Britain’s royal family is putting the brakes on one of its most enduring and iconic symbols of tradition: the royal train. Buckingham Palace confirmed this week that the private train, used by monarchs since the reign of Queen Victoria, will be retired as part of King Charles III’s cost-cutting drive, the New York Times reported.
Though rarely used in recent decades, the royal train has been a rolling emblem of monarchy for centuries—rich, elitist, and steeped in tradition. Its final journeys lock into place the end of an era of more than a century, from Queen Victoria's first 1842 journey to King Charles's honeymoon trek with Princess Diana in 1981.
A royal legacy on rails
Royal train history began with Queen Victoria, the first British monarch to ride on a train in 1842, despite initial doubts. Despite 19th-century fears that train travel would drive a person insane, she went on to say in her diary that the ride was "delightful." Victoria had commissioned lavishly appointed royal carriages with 23-karat gold and silk fittings by 1869, although she complained about dining on board on health grounds.

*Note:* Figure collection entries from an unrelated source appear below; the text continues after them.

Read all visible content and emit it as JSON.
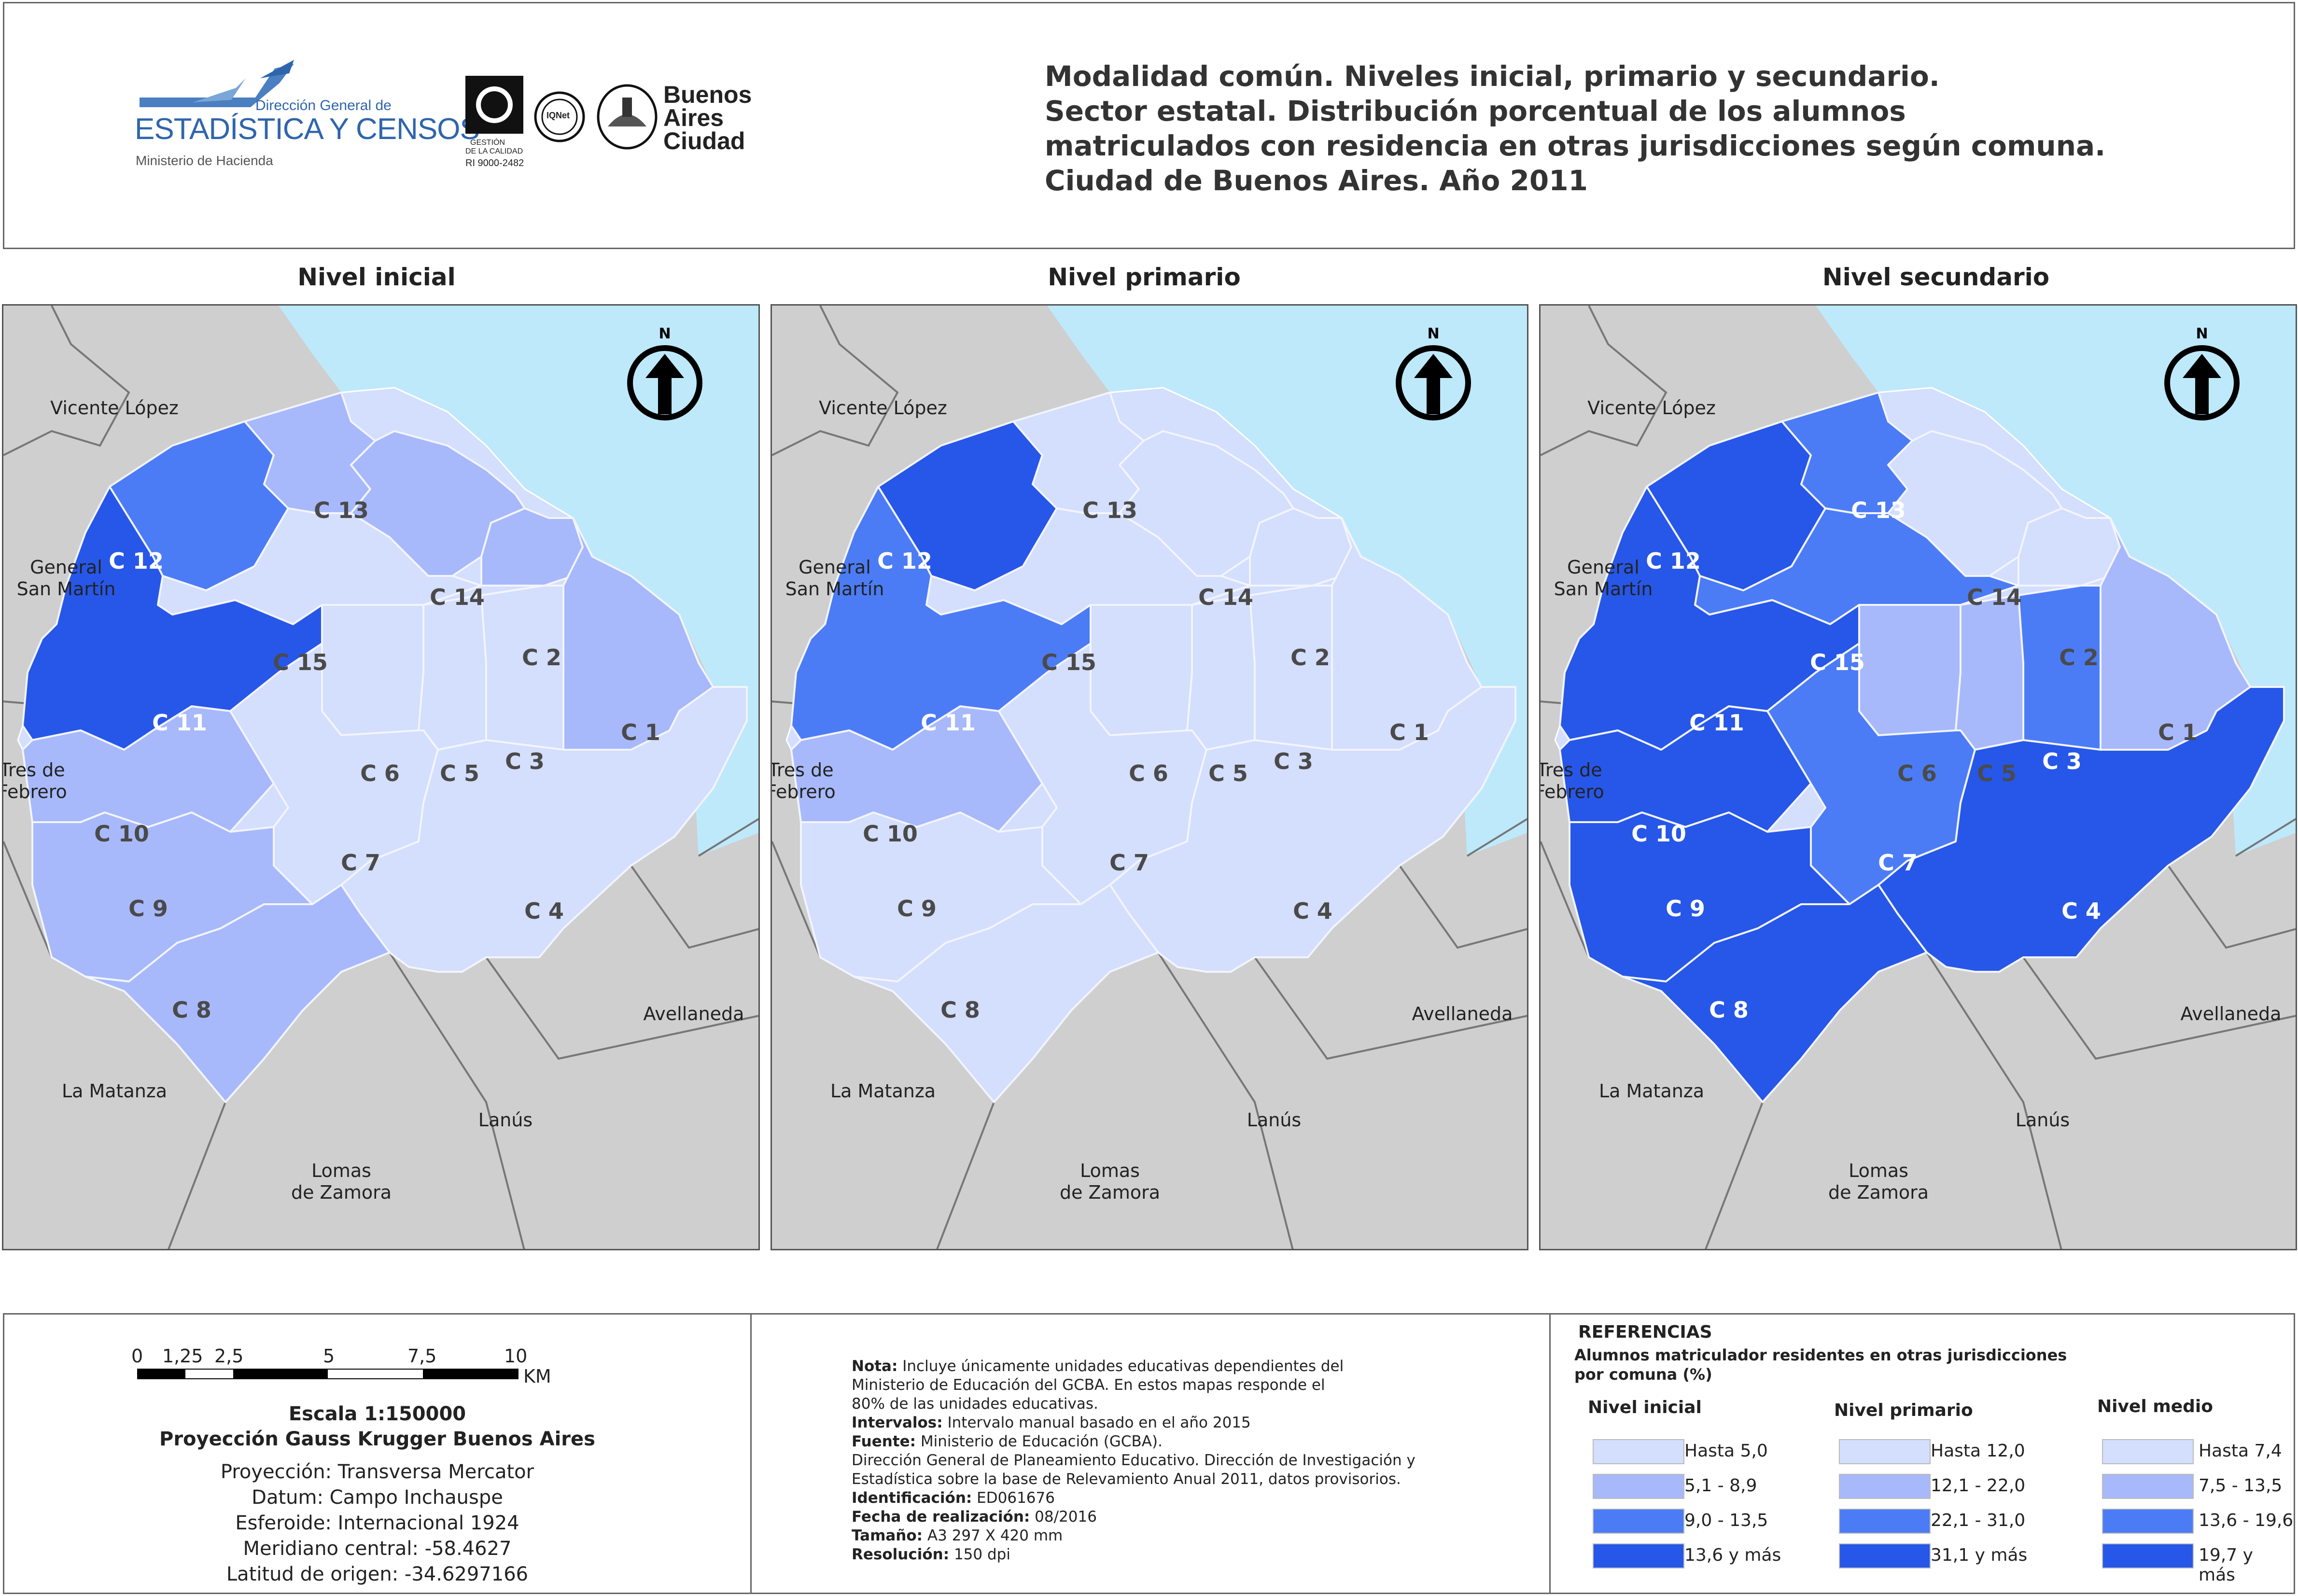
{
  "header": {
    "title_lines": [
      "Modalidad común. Niveles inicial, primario y secundario.",
      "Sector estatal. Distribución porcentual de los alumnos",
      "matriculados con residencia en otras jurisdicciones según comuna.",
      "Ciudad de Buenos Aires. Año 2011"
    ],
    "logo": {
      "top": "Dirección General de",
      "main": "ESTADÍSTICA Y CENSOS",
      "sub": "Ministerio de Hacienda",
      "iram": "IRAM",
      "iram_sub1": "GESTIÓN",
      "iram_sub2": "DE LA CALIDAD",
      "iram_code": "RI 9000-2482",
      "iqnet": "IQNet",
      "city": [
        "Buenos",
        "Aires",
        "Ciudad"
      ]
    }
  },
  "panels": [
    {
      "title": "Nivel inicial"
    },
    {
      "title": "Nivel primario"
    },
    {
      "title": "Nivel secundario"
    }
  ],
  "map": {
    "north": "N",
    "municipalities": [
      "Vicente López",
      "General",
      "San Martín",
      "Tres de",
      "Febrero",
      "La Matanza",
      "Lomas",
      "de Zamora",
      "Lanús",
      "Avellaneda"
    ],
    "comunas": [
      "C 1",
      "C 2",
      "C 3",
      "C 4",
      "C 5",
      "C 6",
      "C 7",
      "C 8",
      "C 9",
      "C 10",
      "C 11",
      "C 12",
      "C 13",
      "C 14",
      "C 15"
    ],
    "class_levels": {
      "inicial": {
        "C 1": 2,
        "C 2": 2,
        "C 3": 1,
        "C 4": 1,
        "C 5": 1,
        "C 6": 1,
        "C 7": 1,
        "C 8": 2,
        "C 9": 2,
        "C 10": 2,
        "C 11": 4,
        "C 12": 3,
        "C 13": 2,
        "C 14": 2,
        "C 15": 1
      },
      "primario": {
        "C 1": 1,
        "C 2": 1,
        "C 3": 1,
        "C 4": 1,
        "C 5": 1,
        "C 6": 1,
        "C 7": 1,
        "C 8": 1,
        "C 9": 1,
        "C 10": 2,
        "C 11": 3,
        "C 12": 4,
        "C 13": 1,
        "C 14": 1,
        "C 15": 1
      },
      "secundario": {
        "C 1": 2,
        "C 2": 1,
        "C 3": 3,
        "C 4": 4,
        "C 5": 2,
        "C 6": 2,
        "C 7": 3,
        "C 8": 4,
        "C 9": 4,
        "C 10": 4,
        "C 11": 4,
        "C 12": 4,
        "C 13": 3,
        "C 14": 1,
        "C 15": 3
      }
    },
    "colors": {
      "1": "#d4defd",
      "2": "#a7b9fb",
      "3": "#4c7cf5",
      "4": "#2757e8",
      "water": "#bee9fb",
      "outside": "#cfcfcf"
    }
  },
  "footer": {
    "scale_numbers": [
      "0",
      "1,25",
      "2,5",
      "5",
      "7,5",
      "10"
    ],
    "scale_unit": "KM",
    "scale_title": "Escala 1:150000",
    "projection_title": "Proyección Gauss Krugger Buenos Aires",
    "projection_lines": [
      "Proyección: Transversa Mercator",
      "Datum: Campo Inchauspe",
      "Esferoide: Internacional 1924",
      "Meridiano central: -58.4627",
      "Latitud de origen: -34.6297166"
    ],
    "notes": [
      {
        "label": "Nota:",
        "text": " Incluye únicamente unidades educativas dependientes del"
      },
      {
        "label": "",
        "text": "Ministerio de Educación del GCBA. En estos mapas responde el"
      },
      {
        "label": "",
        "text": "80% de las unidades educativas."
      },
      {
        "label": "Intervalos:",
        "text": " Intervalo manual basado en el año 2015"
      },
      {
        "label": "Fuente:",
        "text": " Ministerio de Educación (GCBA)."
      },
      {
        "label": "",
        "text": "Dirección General de Planeamiento Educativo. Dirección de Investigación y"
      },
      {
        "label": "",
        "text": "Estadística sobre la base de Relevamiento Anual 2011, datos provisorios."
      },
      {
        "label": "Identificación:",
        "text": " ED061676"
      },
      {
        "label": "Fecha de realización:",
        "text": " 08/2016"
      },
      {
        "label": "Tamaño:",
        "text": " A3 297 X 420 mm"
      },
      {
        "label": "Resolución:",
        "text": " 150 dpi"
      }
    ],
    "legend": {
      "title": "REFERENCIAS",
      "subtitle1": "Alumnos matriculador residentes en otras jurisdicciones",
      "subtitle2": "por comuna (%)",
      "groups": [
        {
          "name": "Nivel inicial",
          "items": [
            "Hasta 5,0",
            "5,1 - 8,9",
            "9,0 - 13,5",
            "13,6 y más"
          ]
        },
        {
          "name": "Nivel primario",
          "items": [
            "Hasta 12,0",
            "12,1 - 22,0",
            "22,1 - 31,0",
            "31,1 y más"
          ]
        },
        {
          "name": "Nivel medio",
          "items": [
            "Hasta 7,4",
            "7,5 - 13,5",
            "13,6 - 19,6",
            "19,7 y más"
          ]
        }
      ]
    }
  }
}
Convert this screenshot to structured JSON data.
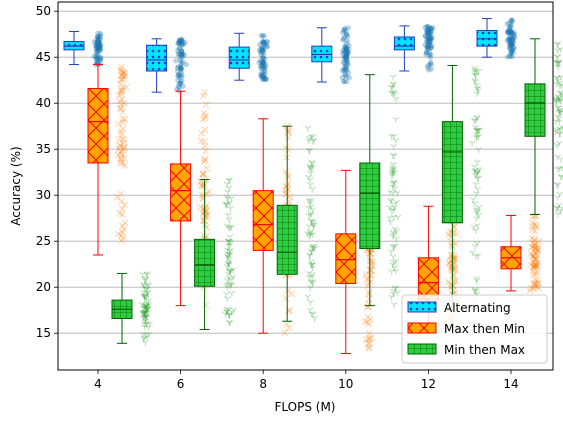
{
  "chart_data": {
    "type": "box",
    "title": "",
    "xlabel": "FLOPS (M)",
    "ylabel": "Accuracy (%)",
    "categories": [
      "4",
      "6",
      "8",
      "10",
      "12",
      "14"
    ],
    "ylim": [
      11,
      51
    ],
    "yticks": [
      15,
      20,
      25,
      30,
      35,
      40,
      45,
      50
    ],
    "grid": "horizontal",
    "legend_position": "lower right",
    "series": [
      {
        "name": "Alternating",
        "face_color": "#00e5ff",
        "edge_color": "#1f3fbf",
        "hatch": "dots",
        "point_color": "#1f77b4",
        "point_marker": "circle",
        "boxes": [
          {
            "whislo": 44.2,
            "q1": 45.8,
            "med": 46.2,
            "q3": 46.7,
            "whishi": 47.8
          },
          {
            "whislo": 41.2,
            "q1": 43.5,
            "med": 44.7,
            "q3": 46.3,
            "whishi": 47.0
          },
          {
            "whislo": 42.5,
            "q1": 43.8,
            "med": 44.7,
            "q3": 46.1,
            "whishi": 47.6
          },
          {
            "whislo": 42.3,
            "q1": 44.5,
            "med": 45.3,
            "q3": 46.2,
            "whishi": 48.2
          },
          {
            "whislo": 43.5,
            "q1": 45.8,
            "med": 46.2,
            "q3": 47.2,
            "whishi": 48.4
          },
          {
            "whislo": 45.0,
            "q1": 46.2,
            "med": 47.0,
            "q3": 47.9,
            "whishi": 49.2
          }
        ]
      },
      {
        "name": "Max then Min",
        "face_color": "#ffa500",
        "edge_color": "#ff0000",
        "hatch": "crosshatch",
        "point_color": "#ff7f0e",
        "point_marker": "x",
        "boxes": [
          {
            "whislo": 23.5,
            "q1": 33.5,
            "med": 38.0,
            "q3": 41.6,
            "whishi": 44.2
          },
          {
            "whislo": 18.0,
            "q1": 27.2,
            "med": 30.5,
            "q3": 33.4,
            "whishi": 41.3
          },
          {
            "whislo": 15.0,
            "q1": 24.0,
            "med": 26.8,
            "q3": 30.5,
            "whishi": 38.3
          },
          {
            "whislo": 12.8,
            "q1": 20.4,
            "med": 23.0,
            "q3": 25.8,
            "whishi": 32.7
          },
          {
            "whislo": 16.0,
            "q1": 18.6,
            "med": 20.5,
            "q3": 23.2,
            "whishi": 28.8
          },
          {
            "whislo": 19.6,
            "q1": 22.0,
            "med": 23.2,
            "q3": 24.4,
            "whishi": 27.8
          }
        ]
      },
      {
        "name": "Min then Max",
        "face_color": "#2ecc40",
        "edge_color": "#006400",
        "hatch": "squares",
        "point_color": "#2ca02c",
        "point_marker": "tri_down",
        "boxes": [
          {
            "whislo": 13.9,
            "q1": 16.6,
            "med": 17.6,
            "q3": 18.6,
            "whishi": 21.5
          },
          {
            "whislo": 15.4,
            "q1": 20.1,
            "med": 22.4,
            "q3": 25.2,
            "whishi": 31.7
          },
          {
            "whislo": 16.3,
            "q1": 21.4,
            "med": 23.8,
            "q3": 28.9,
            "whishi": 37.5
          },
          {
            "whislo": 18.0,
            "q1": 24.2,
            "med": 30.2,
            "q3": 33.5,
            "whishi": 43.1
          },
          {
            "whislo": 17.5,
            "q1": 27.0,
            "med": 34.7,
            "q3": 38.0,
            "whishi": 44.1
          },
          {
            "whislo": 27.9,
            "q1": 36.4,
            "med": 40.0,
            "q3": 42.1,
            "whishi": 47.0
          }
        ]
      }
    ]
  }
}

Over the decades, the royal train was also a mobile office and personal haven for monarchs. In World War II, it had bulletproof plating fitted for King George VI. It otherwise carried Queen Elizabeth II and her corgis around the nation, accommodated prime ministers like Clement Attlee, and ferried royals to country houses and official functions.
Royal travel, royal expense
The current version of the train was introduced in 1977 for Queen Elizabeth II’s Silver Jubilee. While it featured sitting rooms, bedrooms, and a dining car, its design was more functional than opulent. Powered by locomotives running on recycled vegetable oil, it offered an eco-friendly but expensive alternative to air travel.
Although it has background history, the train is increasingly hard to justify. In 2023, the train operated only twice, and at a cost of nearly £80,000. Charles, who is not prone to environmental or fiscal profligacy, has judged that the train does not now suit the modern image or pocket of the monarchy. With two new royal helicopters in commission, the train is deemed redundant.
Farewell to a moving symbol
The phasing out of the royal train also ends a living link between Queen Victoria and King Charles III. It has carried generations of monarchs to weddings, funerals, royal tours, and royal holidays. From waving schoolchildren on the tracks to greeting monarchs at platforms by prime ministers, the train has long been a provider of Britons' imagination.
But the decision is part of a wider project of Charles to trim down the monarchy and modernize its image. Though there will be some that will lament the passing of the royal train, its vanishing points to a larger shift: the British monarchy, previously defined by pomp and circumstance, increasingly seeks to move with the times—though at the cost of getting off the rails.